Use an ILIT as a Wealth Preserver

March 20, 2017

If you’re concerned about your family’s financial well-being after you’re gone, life insurance can provide peace of mind. For example, purchasing life insurance to support young children may allow the surviving parent to be more available if the primary wage earner dies unexpectedly. Likewise, having life insurance to pay down an existing mortgage gives the surviving spouse more flexibility in planning for reduced income or cash flow.

life insurance estate planning

Going a step further and setting up an irrevocable life insurance trust (ILIT) to hold the policy offers additional estate planning benefits.

Asset protection
You may have concerns about how your beneficiaries will use the life insurance you plan to leave for their protection e.g. their money management skills. Providing funds for someone with limited abilities, or “special needs,” may be a specific intention. In such instances, an ILIT may be the answer. Why? Your loved ones won’t receive the proceeds directly, as they would if they were the policy beneficiaries. Rather, they are the beneficiaries of the ILIT trust, and the trust controls when they receive proceeds.

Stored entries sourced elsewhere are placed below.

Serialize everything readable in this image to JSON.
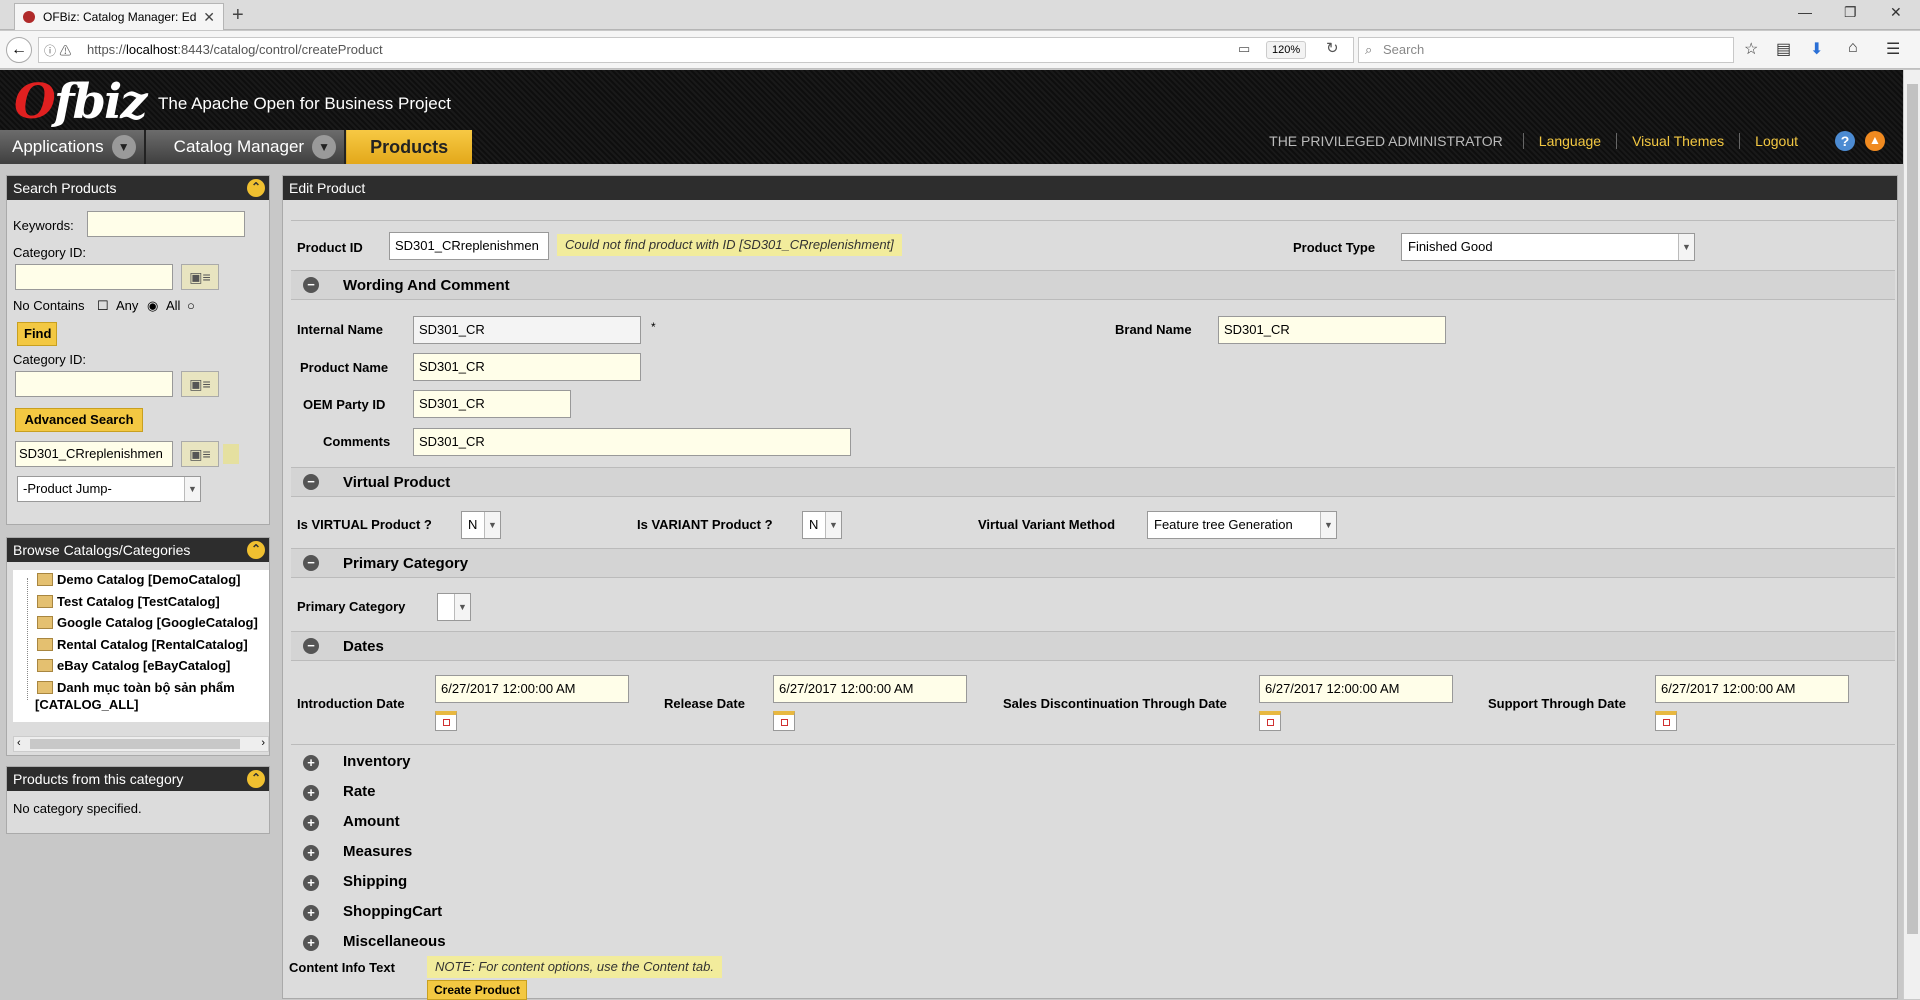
{
  "browser": {
    "tab_title": "OFBiz: Catalog Manager: Edi",
    "url_prefix": "https://",
    "url_host": "localhost",
    "url_rest": ":8443/catalog/control/createProduct",
    "zoom": "120%",
    "search_placeholder": "Search"
  },
  "header": {
    "logo_o": "O",
    "logo_rest": "fbiz",
    "tagline": "The Apache Open for Business Project",
    "nav": {
      "applications": "Applications",
      "catalog_manager": "Catalog Manager",
      "products": "Products"
    },
    "user": "THE PRIVILEGED ADMINISTRATOR",
    "language": "Language",
    "visual_themes": "Visual Themes",
    "logout": "Logout",
    "help": "?"
  },
  "search_products": {
    "title": "Search Products",
    "keywords_label": "Keywords:",
    "category_id_label": "Category ID:",
    "no_contains": "No Contains",
    "any": "Any",
    "all": "All",
    "find": "Find",
    "category_id_label2": "Category ID:",
    "advanced_search": "Advanced Search",
    "product_id_value": "SD301_CRreplenishmen",
    "product_jump": "-Product Jump-"
  },
  "browse": {
    "title": "Browse Catalogs/Categories",
    "items": [
      "Demo Catalog [DemoCatalog]",
      "Test Catalog [TestCatalog]",
      "Google Catalog [GoogleCatalog]",
      "Rental Catalog [RentalCatalog]",
      "eBay Catalog [eBayCatalog]",
      "Danh mục toàn bộ sản phẩm"
    ],
    "item6_line2": "[CATALOG_ALL]"
  },
  "products_from_category": {
    "title": "Products from this category",
    "empty": "No category specified."
  },
  "edit_product": {
    "title": "Edit Product",
    "product_id_label": "Product ID",
    "product_id_value": "SD301_CRreplenishmen",
    "not_found": "Could not find product with ID [SD301_CRreplenishment]",
    "product_type_label": "Product Type",
    "product_type_value": "Finished Good",
    "wording_section": "Wording And Comment",
    "internal_name_label": "Internal Name",
    "internal_name_value": "SD301_CR",
    "required_mark": "*",
    "brand_name_label": "Brand Name",
    "brand_name_value": "SD301_CR",
    "product_name_label": "Product Name",
    "product_name_value": "SD301_CR",
    "oem_party_label": "OEM Party ID",
    "oem_party_value": "SD301_CR",
    "comments_label": "Comments",
    "comments_value": "SD301_CR",
    "virtual_section": "Virtual Product",
    "is_virtual_label": "Is VIRTUAL Product ?",
    "is_virtual_value": "N",
    "is_variant_label": "Is VARIANT Product ?",
    "is_variant_value": "N",
    "vvm_label": "Virtual Variant Method",
    "vvm_value": "Feature tree Generation",
    "primary_cat_section": "Primary Category",
    "primary_cat_label": "Primary Category",
    "dates_section": "Dates",
    "intro_label": "Introduction Date",
    "intro_value": "6/27/2017 12:00:00 AM",
    "release_label": "Release Date",
    "release_value": "6/27/2017 12:00:00 AM",
    "sales_disc_label": "Sales Discontinuation Through Date",
    "sales_disc_value": "6/27/2017 12:00:00 AM",
    "support_label": "Support Through Date",
    "support_value": "6/27/2017 12:00:00 AM",
    "collapsed_sections": [
      "Inventory",
      "Rate",
      "Amount",
      "Measures",
      "Shipping",
      "ShoppingCart",
      "Miscellaneous"
    ],
    "content_info_label": "Content Info Text",
    "content_info_note": "NOTE: For content options, use the Content tab.",
    "create_button": "Create Product"
  }
}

You can also establish conditions for distributing funds from an ILIT. As an example, you might instruct the trustee to withhold funds from a beneficiary who drops out of school or develops a substance abuse problem.

A properly drafted ILIT can also protect trust assets against your and your beneficiaries’ creditors, particularly if it’s established in a state with favorable asset protection laws.

Estate tax savings
estate taxesPlacing your life insurance policy in an ILIT removes this valuable asset and its proceeds from your taxable estate. Creating the ILIT when you set up new life insurance coverage is preferred. Contributing an existing life insurance policy to an ILIT is possible, but may constitute a taxable gift to the trust beneficiaries of the policy’s fair market value (which generally approximates its cash value). With the combined gift and estate tax exemption currently at $5.49 million, now may be a good time to make such a gift.

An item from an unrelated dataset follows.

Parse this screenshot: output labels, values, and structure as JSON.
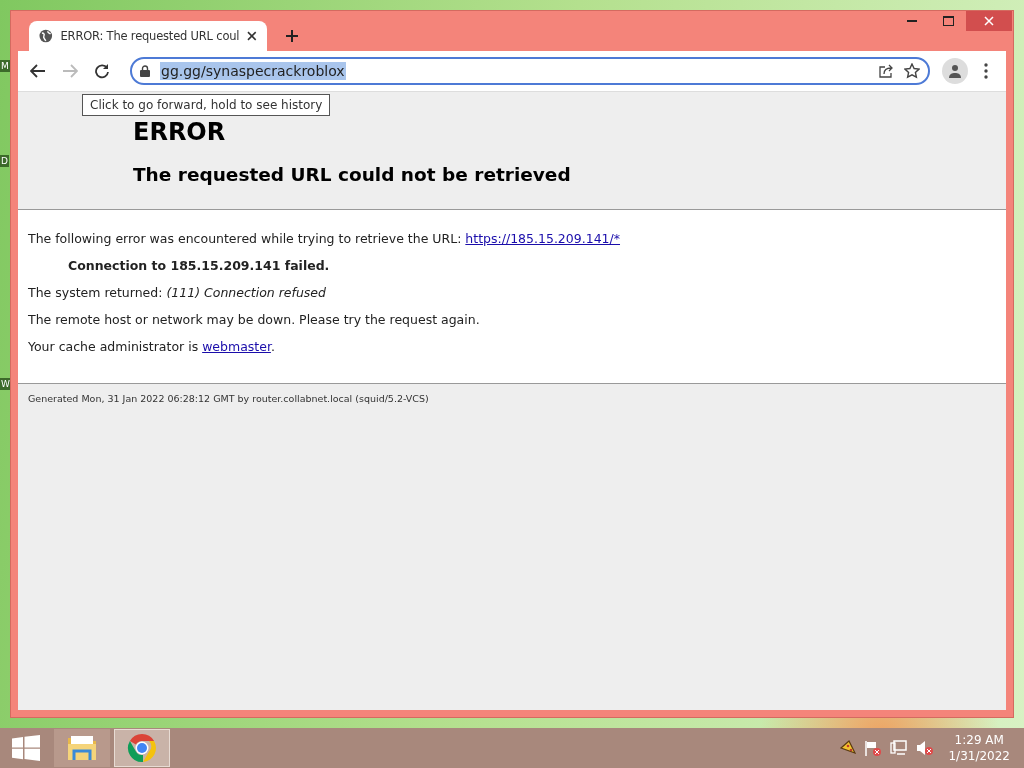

Future ILIT contributions to cover premium payments will be taxable gifts. Typically, you may apply your annual gift tax exclusion (currently $14,000 per donee) to reduce or eliminate the gift tax reporting – provided the ILIT is structured appropriately and certain other requirements are met.

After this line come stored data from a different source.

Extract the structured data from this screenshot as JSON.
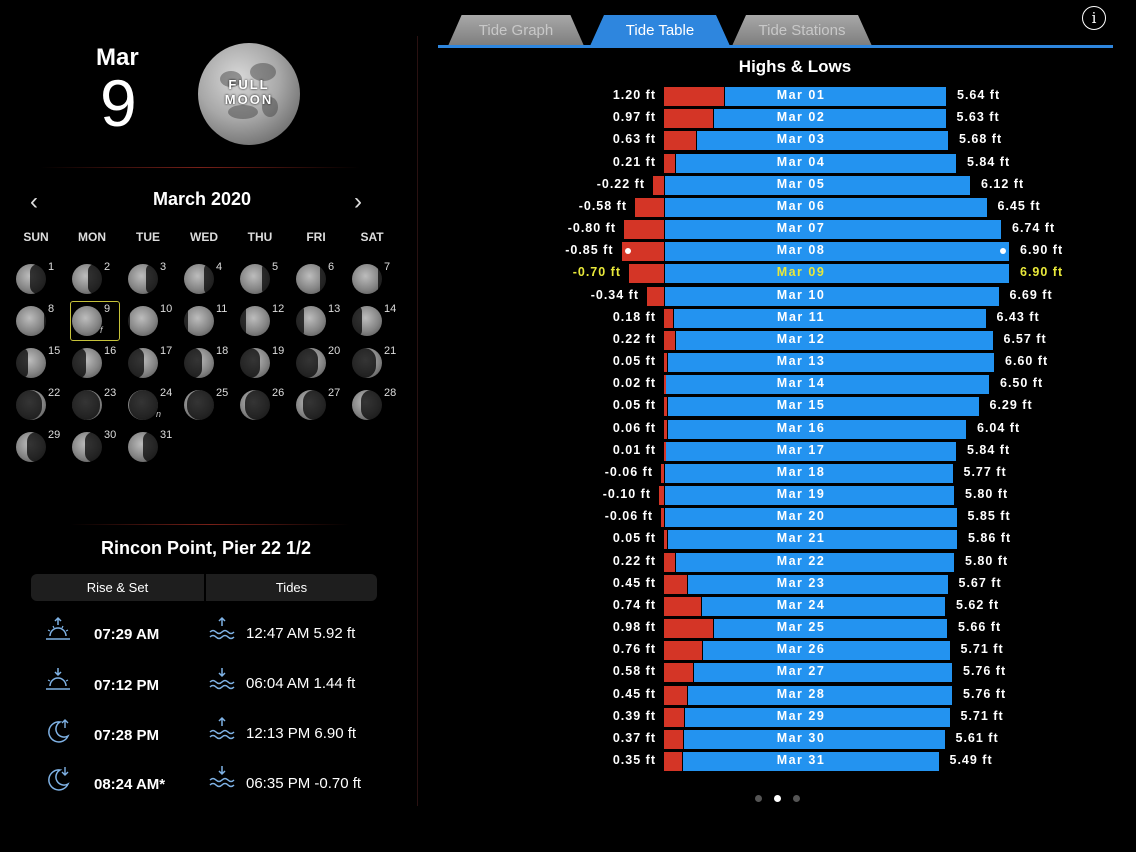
{
  "date": {
    "month": "Mar",
    "day": "9"
  },
  "moon_phase": {
    "label_line1": "FULL",
    "label_line2": "MOON"
  },
  "calendar": {
    "title": "March 2020",
    "prev_icon": "chevron-left-icon",
    "next_icon": "chevron-right-icon",
    "weekdays": [
      "SUN",
      "MON",
      "TUE",
      "WED",
      "THU",
      "FRI",
      "SAT"
    ],
    "days": [
      "1",
      "2",
      "3",
      "4",
      "5",
      "6",
      "7",
      "8",
      "9",
      "10",
      "11",
      "12",
      "13",
      "14",
      "15",
      "16",
      "17",
      "18",
      "19",
      "20",
      "21",
      "22",
      "23",
      "24",
      "25",
      "26",
      "27",
      "28",
      "29",
      "30",
      "31"
    ],
    "selected_day": "9",
    "markers": {
      "9": "f",
      "24": "n"
    }
  },
  "location": "Rincon Point, Pier 22 1/2",
  "tabs_left": {
    "rise_set": "Rise & Set",
    "tides": "Tides"
  },
  "rise_set": [
    {
      "icon": "sunrise-icon",
      "time": "07:29 AM"
    },
    {
      "icon": "sunset-icon",
      "time": "07:12 PM"
    },
    {
      "icon": "moonrise-icon",
      "time": "07:28 PM"
    },
    {
      "icon": "moonset-icon",
      "time": "08:24 AM*"
    }
  ],
  "tides": [
    {
      "icon": "high-tide-icon",
      "text": "12:47 AM  5.92 ft"
    },
    {
      "icon": "low-tide-icon",
      "text": "06:04 AM  1.44 ft"
    },
    {
      "icon": "high-tide-icon",
      "text": "12:13 PM  6.90 ft"
    },
    {
      "icon": "low-tide-icon",
      "text": "06:35 PM  -0.70 ft"
    }
  ],
  "top_tabs": {
    "graph": "Tide Graph",
    "table": "Tide Table",
    "stations": "Tide Stations"
  },
  "info_label": "i",
  "table_title": "Highs & Lows",
  "colors": {
    "low_bar": "#d43526",
    "high_bar": "#2393f0",
    "today": "#e8e83a",
    "accent": "#2e86de"
  },
  "tide_table": [
    {
      "date": "Mar 01",
      "low": "1.20 ft",
      "high": "5.64 ft",
      "low_v": 1.2,
      "high_v": 5.64
    },
    {
      "date": "Mar 02",
      "low": "0.97 ft",
      "high": "5.63 ft",
      "low_v": 0.97,
      "high_v": 5.63
    },
    {
      "date": "Mar 03",
      "low": "0.63 ft",
      "high": "5.68 ft",
      "low_v": 0.63,
      "high_v": 5.68
    },
    {
      "date": "Mar 04",
      "low": "0.21 ft",
      "high": "5.84 ft",
      "low_v": 0.21,
      "high_v": 5.84
    },
    {
      "date": "Mar 05",
      "low": "-0.22 ft",
      "high": "6.12 ft",
      "low_v": -0.22,
      "high_v": 6.12
    },
    {
      "date": "Mar 06",
      "low": "-0.58 ft",
      "high": "6.45 ft",
      "low_v": -0.58,
      "high_v": 6.45
    },
    {
      "date": "Mar 07",
      "low": "-0.80 ft",
      "high": "6.74 ft",
      "low_v": -0.8,
      "high_v": 6.74
    },
    {
      "date": "Mar 08",
      "low": "-0.85 ft",
      "high": "6.90 ft",
      "low_v": -0.85,
      "high_v": 6.9,
      "extreme": true
    },
    {
      "date": "Mar 09",
      "low": "-0.70 ft",
      "high": "6.90 ft",
      "low_v": -0.7,
      "high_v": 6.9,
      "today": true
    },
    {
      "date": "Mar 10",
      "low": "-0.34 ft",
      "high": "6.69 ft",
      "low_v": -0.34,
      "high_v": 6.69
    },
    {
      "date": "Mar 11",
      "low": "0.18 ft",
      "high": "6.43 ft",
      "low_v": 0.18,
      "high_v": 6.43
    },
    {
      "date": "Mar 12",
      "low": "0.22 ft",
      "high": "6.57 ft",
      "low_v": 0.22,
      "high_v": 6.57
    },
    {
      "date": "Mar 13",
      "low": "0.05 ft",
      "high": "6.60 ft",
      "low_v": 0.05,
      "high_v": 6.6
    },
    {
      "date": "Mar 14",
      "low": "0.02 ft",
      "high": "6.50 ft",
      "low_v": 0.02,
      "high_v": 6.5
    },
    {
      "date": "Mar 15",
      "low": "0.05 ft",
      "high": "6.29 ft",
      "low_v": 0.05,
      "high_v": 6.29
    },
    {
      "date": "Mar 16",
      "low": "0.06 ft",
      "high": "6.04 ft",
      "low_v": 0.06,
      "high_v": 6.04
    },
    {
      "date": "Mar 17",
      "low": "0.01 ft",
      "high": "5.84 ft",
      "low_v": 0.01,
      "high_v": 5.84
    },
    {
      "date": "Mar 18",
      "low": "-0.06 ft",
      "high": "5.77 ft",
      "low_v": -0.06,
      "high_v": 5.77
    },
    {
      "date": "Mar 19",
      "low": "-0.10 ft",
      "high": "5.80 ft",
      "low_v": -0.1,
      "high_v": 5.8
    },
    {
      "date": "Mar 20",
      "low": "-0.06 ft",
      "high": "5.85 ft",
      "low_v": -0.06,
      "high_v": 5.85
    },
    {
      "date": "Mar 21",
      "low": "0.05 ft",
      "high": "5.86 ft",
      "low_v": 0.05,
      "high_v": 5.86
    },
    {
      "date": "Mar 22",
      "low": "0.22 ft",
      "high": "5.80 ft",
      "low_v": 0.22,
      "high_v": 5.8
    },
    {
      "date": "Mar 23",
      "low": "0.45 ft",
      "high": "5.67 ft",
      "low_v": 0.45,
      "high_v": 5.67
    },
    {
      "date": "Mar 24",
      "low": "0.74 ft",
      "high": "5.62 ft",
      "low_v": 0.74,
      "high_v": 5.62
    },
    {
      "date": "Mar 25",
      "low": "0.98 ft",
      "high": "5.66 ft",
      "low_v": 0.98,
      "high_v": 5.66
    },
    {
      "date": "Mar 26",
      "low": "0.76 ft",
      "high": "5.71 ft",
      "low_v": 0.76,
      "high_v": 5.71
    },
    {
      "date": "Mar 27",
      "low": "0.58 ft",
      "high": "5.76 ft",
      "low_v": 0.58,
      "high_v": 5.76
    },
    {
      "date": "Mar 28",
      "low": "0.45 ft",
      "high": "5.76 ft",
      "low_v": 0.45,
      "high_v": 5.76
    },
    {
      "date": "Mar 29",
      "low": "0.39 ft",
      "high": "5.71 ft",
      "low_v": 0.39,
      "high_v": 5.71
    },
    {
      "date": "Mar 30",
      "low": "0.37 ft",
      "high": "5.61 ft",
      "low_v": 0.37,
      "high_v": 5.61
    },
    {
      "date": "Mar 31",
      "low": "0.35 ft",
      "high": "5.49 ft",
      "low_v": 0.35,
      "high_v": 5.49
    }
  ],
  "pager": {
    "count": 3,
    "active": 1
  }
}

Bear in mind that a repeal of the federal estate tax has been proposed by President Trump and the Republican-led Congress. A repeal or other estate tax law changes could make the ILIT’s estate tax benefits less significant

Drawbacks
An ILIT does have some significant limitations. Once you transfer a policy to the irrevocable ILIT trust, you can no longer:
– Change or add beneficiaries,
– Assign, surrender or cancel the policy, or
– Borrow against or withdraw from the policy’s cash value.

In addition, you’re not allowed to alter the ILIT’s terms or act as trustee.

Nevertheless, you can design the trust with flexibility to adapt to changing circumstances and provide that children or grandchildren born after you establish the trust be automatically added as beneficiaries.